Notre nation et son Assemblée nationale est fière de Claude Vivier, dont la vie a été abrégée si injustement, dont la mort nous a privés de la puissance créatrice d’un homme qui a marqué l’histoire de notre musique nationale et qui est encore aujourd’hui une source d’inspiration par l’universalité de son langage musical pour les créateurs d’ici et d’ailleurs.

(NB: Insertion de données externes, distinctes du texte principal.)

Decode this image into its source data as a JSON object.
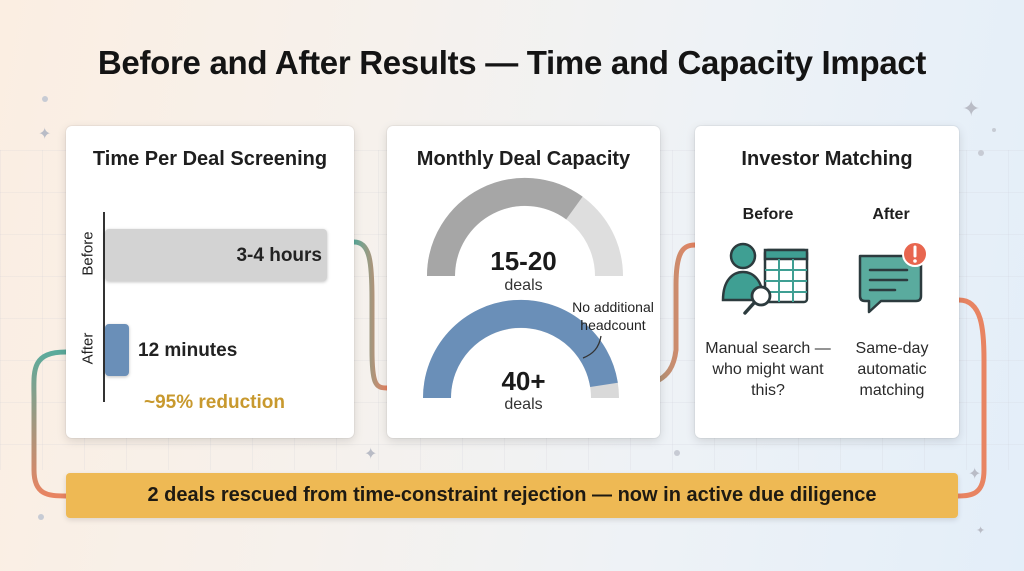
{
  "title": "Before and After Results — Time and Capacity Impact",
  "time_card": {
    "title": "Time Per Deal Screening",
    "before_label": "Before",
    "after_label": "After",
    "before_value": "3-4 hours",
    "after_value": "12 minutes",
    "reduction": "~95% reduction",
    "before_bar_fraction": 1.0,
    "after_bar_fraction": 0.1,
    "colors": {
      "before": "#d3d3d3",
      "after": "#6a8fb8",
      "reduction": "#c8992e"
    }
  },
  "capacity_card": {
    "title": "Monthly Deal Capacity",
    "before_value": "15-20",
    "before_unit": "deals",
    "before_gauge_fraction": 0.7,
    "after_value": "40+",
    "after_unit": "deals",
    "after_gauge_fraction": 0.95,
    "note": "No additional headcount",
    "colors": {
      "before_fill": "#a6a6a6",
      "before_track": "#dedede",
      "after_fill": "#6a8fb8",
      "after_track": "#d9d9d9"
    }
  },
  "matching_card": {
    "title": "Investor Matching",
    "before_label": "Before",
    "after_label": "After",
    "before_text": "Manual search — who might want this?",
    "after_text": "Same-day automatic matching",
    "before_icon": "person-spreadsheet-search-icon",
    "after_icon": "chat-alert-icon",
    "colors": {
      "icon_teal": "#3f9f93",
      "alert_red": "#e8664f"
    }
  },
  "banner": {
    "text": "2 deals rescued from time-constraint rejection — now in active due diligence",
    "color": "#eeb954"
  }
}
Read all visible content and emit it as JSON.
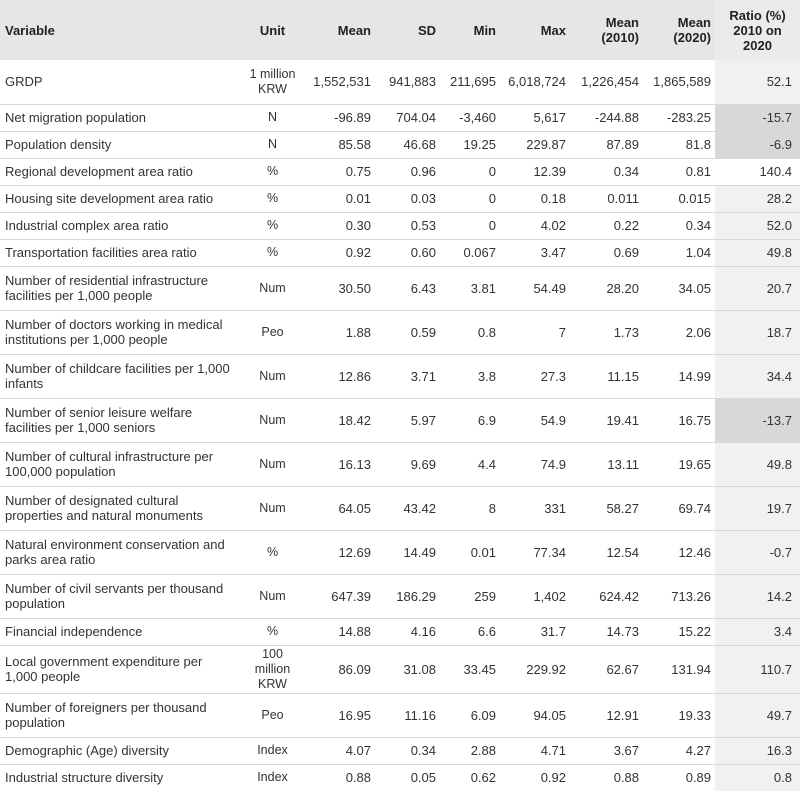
{
  "headers": {
    "variable": "Variable",
    "unit": "Unit",
    "mean": "Mean",
    "sd": "SD",
    "min": "Min",
    "max": "Max",
    "mean2010_1": "Mean",
    "mean2010_2": "(2010)",
    "mean2020_1": "Mean",
    "mean2020_2": "(2020)",
    "ratio_1": "Ratio (%)",
    "ratio_2": "2010 on",
    "ratio_3": "2020"
  },
  "rows": [
    {
      "variable": "GRDP",
      "unit": "1 million KRW",
      "mean": "1,552,531",
      "sd": "941,883",
      "min": "211,695",
      "max": "6,018,724",
      "mean2010": "1,226,454",
      "mean2020": "1,865,589",
      "ratio": "52.1"
    },
    {
      "variable": "Net migration population",
      "unit": "N",
      "mean": "-96.89",
      "sd": "704.04",
      "min": "-3,460",
      "max": "5,617",
      "mean2010": "-244.88",
      "mean2020": "-283.25",
      "ratio": "-15.7"
    },
    {
      "variable": "Population density",
      "unit": "N",
      "mean": "85.58",
      "sd": "46.68",
      "min": "19.25",
      "max": "229.87",
      "mean2010": "87.89",
      "mean2020": "81.8",
      "ratio": "-6.9"
    },
    {
      "variable": "Regional development area ratio",
      "unit": "%",
      "mean": "0.75",
      "sd": "0.96",
      "min": "0",
      "max": "12.39",
      "mean2010": "0.34",
      "mean2020": "0.81",
      "ratio": "140.4"
    },
    {
      "variable": "Housing site development area ratio",
      "unit": "%",
      "mean": "0.01",
      "sd": "0.03",
      "min": "0",
      "max": "0.18",
      "mean2010": "0.011",
      "mean2020": "0.015",
      "ratio": "28.2"
    },
    {
      "variable": "Industrial complex area ratio",
      "unit": "%",
      "mean": "0.30",
      "sd": "0.53",
      "min": "0",
      "max": "4.02",
      "mean2010": "0.22",
      "mean2020": "0.34",
      "ratio": "52.0"
    },
    {
      "variable": "Transportation facilities area ratio",
      "unit": "%",
      "mean": "0.92",
      "sd": "0.60",
      "min": "0.067",
      "max": "3.47",
      "mean2010": "0.69",
      "mean2020": "1.04",
      "ratio": "49.8"
    },
    {
      "variable": "Number of residential infrastructure facilities per 1,000 people",
      "unit": "Num",
      "mean": "30.50",
      "sd": "6.43",
      "min": "3.81",
      "max": "54.49",
      "mean2010": "28.20",
      "mean2020": "34.05",
      "ratio": "20.7"
    },
    {
      "variable": "Number of doctors working in medical institutions per 1,000 people",
      "unit": "Peo",
      "mean": "1.88",
      "sd": "0.59",
      "min": "0.8",
      "max": "7",
      "mean2010": "1.73",
      "mean2020": "2.06",
      "ratio": "18.7"
    },
    {
      "variable": "Number of childcare facilities per 1,000 infants",
      "unit": "Num",
      "mean": "12.86",
      "sd": "3.71",
      "min": "3.8",
      "max": "27.3",
      "mean2010": "11.15",
      "mean2020": "14.99",
      "ratio": "34.4"
    },
    {
      "variable": "Number of senior leisure welfare facilities per 1,000 seniors",
      "unit": "Num",
      "mean": "18.42",
      "sd": "5.97",
      "min": "6.9",
      "max": "54.9",
      "mean2010": "19.41",
      "mean2020": "16.75",
      "ratio": "-13.7"
    },
    {
      "variable": "Number of cultural infrastructure per 100,000 population",
      "unit": "Num",
      "mean": "16.13",
      "sd": "9.69",
      "min": "4.4",
      "max": "74.9",
      "mean2010": "13.11",
      "mean2020": "19.65",
      "ratio": "49.8"
    },
    {
      "variable": "Number of designated cultural properties and natural monuments",
      "unit": "Num",
      "mean": "64.05",
      "sd": "43.42",
      "min": "8",
      "max": "331",
      "mean2010": "58.27",
      "mean2020": "69.74",
      "ratio": "19.7"
    },
    {
      "variable": "Natural environment conservation and parks area ratio",
      "unit": "%",
      "mean": "12.69",
      "sd": "14.49",
      "min": "0.01",
      "max": "77.34",
      "mean2010": "12.54",
      "mean2020": "12.46",
      "ratio": "-0.7"
    },
    {
      "variable": "Number of civil servants per thousand population",
      "unit": "Num",
      "mean": "647.39",
      "sd": "186.29",
      "min": "259",
      "max": "1,402",
      "mean2010": "624.42",
      "mean2020": "713.26",
      "ratio": "14.2"
    },
    {
      "variable": "Financial independence",
      "unit": "%",
      "mean": "14.88",
      "sd": "4.16",
      "min": "6.6",
      "max": "31.7",
      "mean2010": "14.73",
      "mean2020": "15.22",
      "ratio": "3.4"
    },
    {
      "variable": "Local government expenditure per 1,000 people",
      "unit": "100 million KRW",
      "mean": "86.09",
      "sd": "31.08",
      "min": "33.45",
      "max": "229.92",
      "mean2010": "62.67",
      "mean2020": "131.94",
      "ratio": "110.7"
    },
    {
      "variable": "Number of foreigners per thousand population",
      "unit": "Peo",
      "mean": "16.95",
      "sd": "11.16",
      "min": "6.09",
      "max": "94.05",
      "mean2010": "12.91",
      "mean2020": "19.33",
      "ratio": "49.7"
    },
    {
      "variable": "Demographic (Age) diversity",
      "unit": "Index",
      "mean": "4.07",
      "sd": "0.34",
      "min": "2.88",
      "max": "4.71",
      "mean2010": "3.67",
      "mean2020": "4.27",
      "ratio": "16.3"
    },
    {
      "variable": "Industrial structure diversity",
      "unit": "Index",
      "mean": "0.88",
      "sd": "0.05",
      "min": "0.62",
      "max": "0.92",
      "mean2010": "0.88",
      "mean2020": "0.89",
      "ratio": "0.8"
    }
  ]
}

Je tiens à féliciter la Société de musique contemporaine du Québec et en particulier son directeur artistique, Walter Boudreau, et sa directrice générale, Pierrette Gingras, de faire vivre Claude Vivier et sa musique en cette année de commémoration. Et je suis reconnaissant à la SMCQ, à tous ses partenaires, et notamment à la Fédération des musiciens éducateurs du Québec, du Conseil québécois de la musique, du Centre de musique canadienne au Québec, d’avoir cherché à faire connaître l’œuvre de Claude Vivier auprès des élèves des écoles de toutes les régions du Québec. Merci de vous acquitter d’un devoir de mémoire, de nous inviter à reconnaître l’immense contribution de Claude Vivier à la vie musicale du Québec et sa contribution à l’enrichissement du patrimoine musical de l’humanité.

Merci à toi, Claude Vivier, le «lonely child». Merci pour tes Chants, pour Kopernikus, merci pour Shiraz, Pulau Dewata, pour Jesus erbarme dich, qui a été chanté il y a deux heures dans l’enceinte du Palais Montcalm et qui démontre que la musique est un ordre de beauté.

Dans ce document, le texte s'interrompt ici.